四つん這いから腕をからめて体をねじるポーズです。肩や背中の緊張をゆるめたいとき、上半身の柔軟性を高めたいときに役立つ場合があります。
基本情報(クイックガイド)
- サンスクリット:特定の名称はなく「針の糸通し」と呼ばれることが多い
- 英語:Thread the Needle
- 分類:ねじり(床上)
- レベル目安:初心者〜やさしめ
- 時間の目安:片側3〜5呼吸 × 1〜2セット
- 主なねらい:
- 背中・肩まわりのストレッチ
- 胸の開きと呼吸の促進
- 脊柱の回旋の柔軟性向上
- 必要に応じて:ブランケット(肩下に)
やり方(5ステップ)
- 四つん這いの姿勢
手首を肩の下、膝を腰幅にして床につき、背筋を長く保ちます。

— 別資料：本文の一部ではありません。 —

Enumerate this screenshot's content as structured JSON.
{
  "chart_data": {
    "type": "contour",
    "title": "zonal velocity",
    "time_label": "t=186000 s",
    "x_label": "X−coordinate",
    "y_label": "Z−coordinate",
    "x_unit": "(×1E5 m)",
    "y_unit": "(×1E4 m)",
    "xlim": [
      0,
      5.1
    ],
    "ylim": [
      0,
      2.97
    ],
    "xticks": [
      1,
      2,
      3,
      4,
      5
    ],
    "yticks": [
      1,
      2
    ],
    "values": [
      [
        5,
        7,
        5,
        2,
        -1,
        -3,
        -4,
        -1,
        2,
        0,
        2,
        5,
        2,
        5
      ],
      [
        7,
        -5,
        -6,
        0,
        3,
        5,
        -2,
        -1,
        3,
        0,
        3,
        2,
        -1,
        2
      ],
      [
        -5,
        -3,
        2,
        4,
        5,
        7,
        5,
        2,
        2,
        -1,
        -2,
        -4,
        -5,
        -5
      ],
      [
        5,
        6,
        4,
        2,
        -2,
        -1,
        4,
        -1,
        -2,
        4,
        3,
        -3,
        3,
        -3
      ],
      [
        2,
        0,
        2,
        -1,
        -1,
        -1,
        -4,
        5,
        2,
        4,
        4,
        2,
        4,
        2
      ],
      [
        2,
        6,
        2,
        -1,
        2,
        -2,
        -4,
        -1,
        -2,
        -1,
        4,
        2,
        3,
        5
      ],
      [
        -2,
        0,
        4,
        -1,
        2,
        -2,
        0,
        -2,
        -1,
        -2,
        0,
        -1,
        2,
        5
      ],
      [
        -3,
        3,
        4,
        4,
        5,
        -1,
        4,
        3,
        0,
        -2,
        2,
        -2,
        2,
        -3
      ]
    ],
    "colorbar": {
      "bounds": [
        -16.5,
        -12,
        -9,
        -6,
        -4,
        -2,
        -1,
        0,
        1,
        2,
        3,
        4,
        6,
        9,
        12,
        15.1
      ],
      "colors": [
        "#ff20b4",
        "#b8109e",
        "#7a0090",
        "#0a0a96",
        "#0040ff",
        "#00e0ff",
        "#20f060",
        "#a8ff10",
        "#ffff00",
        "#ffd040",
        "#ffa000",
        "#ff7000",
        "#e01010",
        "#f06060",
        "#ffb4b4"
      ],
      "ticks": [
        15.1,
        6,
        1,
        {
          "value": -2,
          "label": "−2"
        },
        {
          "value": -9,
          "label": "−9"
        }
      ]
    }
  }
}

呼吸を整えましょう。 - 腕を通す
息を吐きながら右腕を左腕の下へ通し、手のひらを上にして肩とこめかみを床に近づけます。 - 体をねじる
背骨をやさしく回旋し、腰が左右にずれすぎないよう調整します。 - 安定して保持
左手は前方に伸ばすか、手のひらで床を押して胸をさらに開きます。首は力を抜きます。 - 保持と解き方
3〜5呼吸キープ。戻るときは左手で床を押して四つん這いに。反対側も同様に行います。

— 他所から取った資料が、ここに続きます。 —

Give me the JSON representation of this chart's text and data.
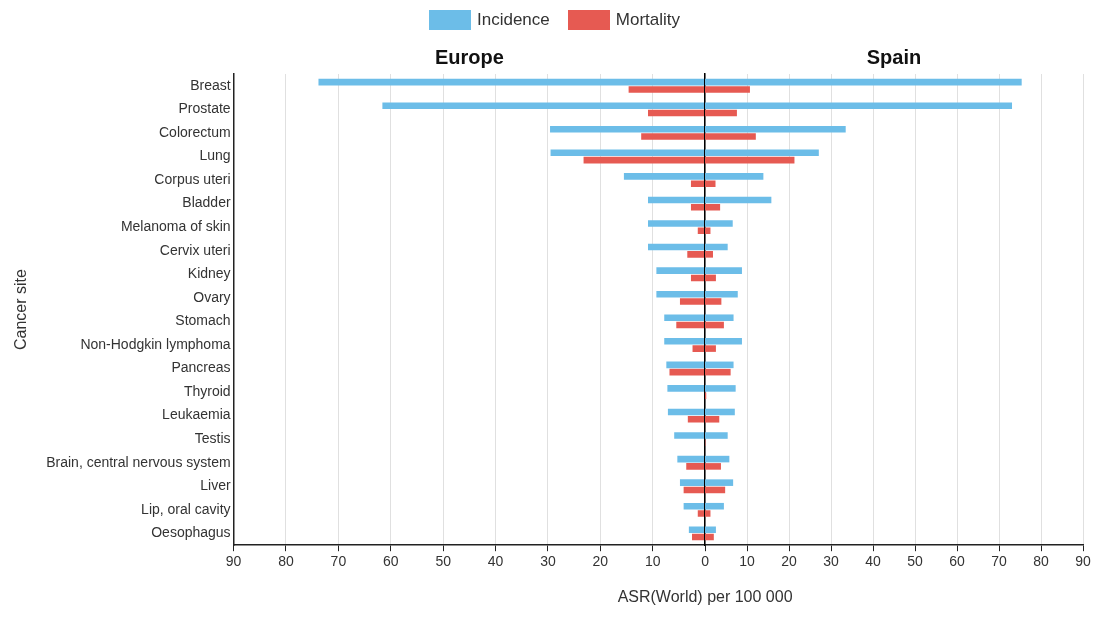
{
  "chart_data": [
    {
      "type": "bar",
      "orientation": "horizontal",
      "title": "Europe",
      "xlabel": "ASR(World) per 100 000",
      "ylabel": "Cancer site",
      "legend": "top",
      "grid": "x",
      "categories": [
        "Breast",
        "Prostate",
        "Colorectum",
        "Lung",
        "Corpus uteri",
        "Bladder",
        "Melanoma of skin",
        "Cervix uteri",
        "Kidney",
        "Ovary",
        "Stomach",
        "Non-Hodgkin lymphoma",
        "Pancreas",
        "Thyroid",
        "Leukaemia",
        "Testis",
        "Brain, central nervous system",
        "Liver",
        "Lip, oral cavity",
        "Oesophagus"
      ],
      "series": [
        {
          "name": "Incidence",
          "color": "#6cbde8",
          "values": [
            73.8,
            61.6,
            29.6,
            29.5,
            15.5,
            10.9,
            10.9,
            10.9,
            9.3,
            9.3,
            7.8,
            7.8,
            7.4,
            7.2,
            7.1,
            5.9,
            5.3,
            4.8,
            4.1,
            3.1
          ]
        },
        {
          "name": "Mortality",
          "color": "#e65a52",
          "values": [
            14.6,
            10.9,
            12.2,
            23.2,
            2.7,
            2.7,
            1.4,
            3.4,
            2.7,
            4.8,
            5.5,
            2.4,
            6.8,
            0.1,
            3.3,
            0.1,
            3.6,
            4.1,
            1.4,
            2.5
          ]
        }
      ],
      "xlim": [
        90,
        0
      ],
      "xticks": [
        90,
        80,
        70,
        60,
        50,
        40,
        30,
        20,
        10,
        0
      ]
    },
    {
      "type": "bar",
      "orientation": "horizontal",
      "title": "Spain",
      "grid": "x",
      "tick_labels": "x",
      "categories": [
        null,
        null,
        null,
        null,
        null,
        null,
        null,
        null,
        null,
        null,
        null,
        null,
        null,
        null,
        null,
        null,
        null,
        null,
        null,
        null
      ],
      "series": [
        {
          "color": "#6cbde8",
          "values": [
            75.4,
            73.1,
            33.5,
            27.1,
            13.9,
            15.8,
            6.6,
            5.4,
            8.8,
            7.8,
            6.8,
            8.8,
            6.8,
            7.3,
            7.1,
            5.4,
            5.8,
            6.7,
            4.5,
            2.6
          ]
        },
        {
          "color": "#e65a52",
          "values": [
            10.7,
            7.6,
            12.1,
            21.3,
            2.5,
            3.6,
            1.3,
            1.9,
            2.6,
            3.9,
            4.5,
            2.6,
            6.1,
            0.3,
            3.4,
            0.1,
            3.8,
            4.8,
            1.3,
            2.1
          ]
        }
      ],
      "xlim": [
        0,
        90
      ],
      "xticks": [
        10,
        20,
        30,
        40,
        50,
        60,
        70,
        80,
        90
      ]
    }
  ]
}
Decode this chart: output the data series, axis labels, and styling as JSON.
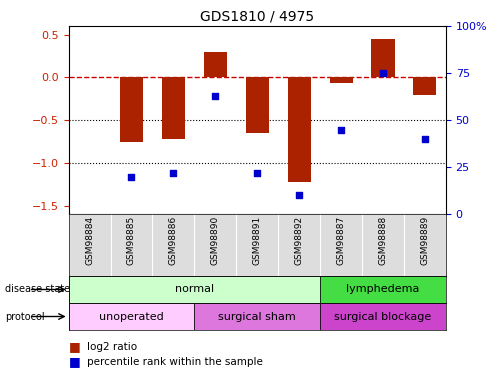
{
  "title": "GDS1810 / 4975",
  "samples": [
    "GSM98884",
    "GSM98885",
    "GSM98886",
    "GSM98890",
    "GSM98891",
    "GSM98892",
    "GSM98887",
    "GSM98888",
    "GSM98889"
  ],
  "log2_ratio": [
    0.0,
    -0.75,
    -0.72,
    0.3,
    -0.65,
    -1.22,
    -0.07,
    0.45,
    -0.2
  ],
  "percentile_rank": [
    null,
    20,
    22,
    63,
    22,
    10,
    45,
    75,
    40
  ],
  "ylim_left": [
    -1.6,
    0.6
  ],
  "ylim_right": [
    0,
    100
  ],
  "yticks_left": [
    -1.5,
    -1.0,
    -0.5,
    0.0,
    0.5
  ],
  "yticks_right": [
    0,
    25,
    50,
    75,
    100
  ],
  "bar_color": "#aa2200",
  "dot_color": "#0000cc",
  "hline_color": "#cc0000",
  "disease_state_groups": [
    {
      "label": "normal",
      "start": 0,
      "end": 6,
      "color": "#ccffcc"
    },
    {
      "label": "lymphedema",
      "start": 6,
      "end": 9,
      "color": "#44dd44"
    }
  ],
  "protocol_groups": [
    {
      "label": "unoperated",
      "start": 0,
      "end": 3,
      "color": "#ffccff"
    },
    {
      "label": "surgical sham",
      "start": 3,
      "end": 6,
      "color": "#dd77dd"
    },
    {
      "label": "surgical blockage",
      "start": 6,
      "end": 9,
      "color": "#cc44cc"
    }
  ],
  "legend_log2_color": "#aa2200",
  "legend_pct_color": "#0000cc"
}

余裕があれば:伸ばした腕を背中に回し、肩甲骨を軽く寄せるようにすると胸の開きが深まります。
ポイント(うまくいくコツ)
- 骨盤は床と平行に保つ
- 腰だけでねじらず背骨全体で回旋する意識
- 肩や首はリラックスさせる
- 頭は床に軽く預け、首に圧をかけない
- 呼吸は止めずに、ねじりとともに胸郭を広げる
よくあるミスと直し方
- 腰が大きくずれる → 骨盤を正面に向け直し、腰ではなく背中でねじる意識を持つ
- 肩に力が入る → 床に触れる側の肩を軽く沈め、反対側の肩を後方に引く
- 首に負担がかかる → 頭を無理に押しつけず、ブランケットを敷いて高さを調整する
バリエーション
やさしめ
- 頭の下にブランケットを置いて高さをつくる
- ねじらず、肩を床に軽く近づけるだけでとどめる
チャレンジ
- 上側の腕を天井方向に伸ばしてツイストを深める
- 上側の腕を背中に回して手の甲を腰や太ももに添える
※肩や首に違和感がある場合は控えましょう。
禁忌・注意
- 肩や首に強い痛みがあるときは避ける
- めまいや高血圧がある方は深いねじりを控える
- 不快感や痛みが出たらただちに中止し、必要に応じて医療専門家へ。
本記事は一般的なヨガ情報であり、医学的効果を保証するものではありません。
道具の使い方(安定アップ/感覚づくり)
- 肩や頭の下にブランケットを置くと安心
- ヨガマットの上にタオルを折って置くと首の負担を減らせます
終わり方とカウンターポーズ
四つん這いに戻り、背中をニュートラルにします。
おすすめカウンターポーズ:キャット&カウ、チャイルドポーズ。
3分ミニシークエンス(初心者向け)
- 0:00–0:40 キャット&カウで背骨をほぐす
- 0:40–1:20 右腕で針の糸通し
- 1:20–2:00 左腕で針の糸通し
- 2:00–2:40 チャイルドポーズでリセット
- 2:40–3:00 安静で呼吸に集中
よくある質問
Q. 背中が硬くて床に届きません。
A. ブランケットやブロックで頭や肩を支えると楽になります。
Q. 腰が痛くなるのですが?
A. 腰からねじらず、胸のあたりで回旋を意識すると負担が減る場合があります。
Q. どのタイミングで行うとよいですか?
A. ウォームアップの一部や、デスクワーク後のリフレッシュに取り入れやすいです。
関連ポーズ(次に試したい)
- キャット&カウ(マルジャリャーサナ/ビティラーサナ)
- 子どものポーズ(バラーサナ)
- 仰向けのねじり(スプタ・マツェーンドラ)
- 牛面のポーズ(ゴムカーサナ)
- ドルフィンポーズ
まとめ
針の糸通しは、肩と背中をやさしく解きほぐし、呼吸の深まりを助けるポーズです。
形にこだわりすぎず、痛みのない範囲で少しずつ続けることが大切です。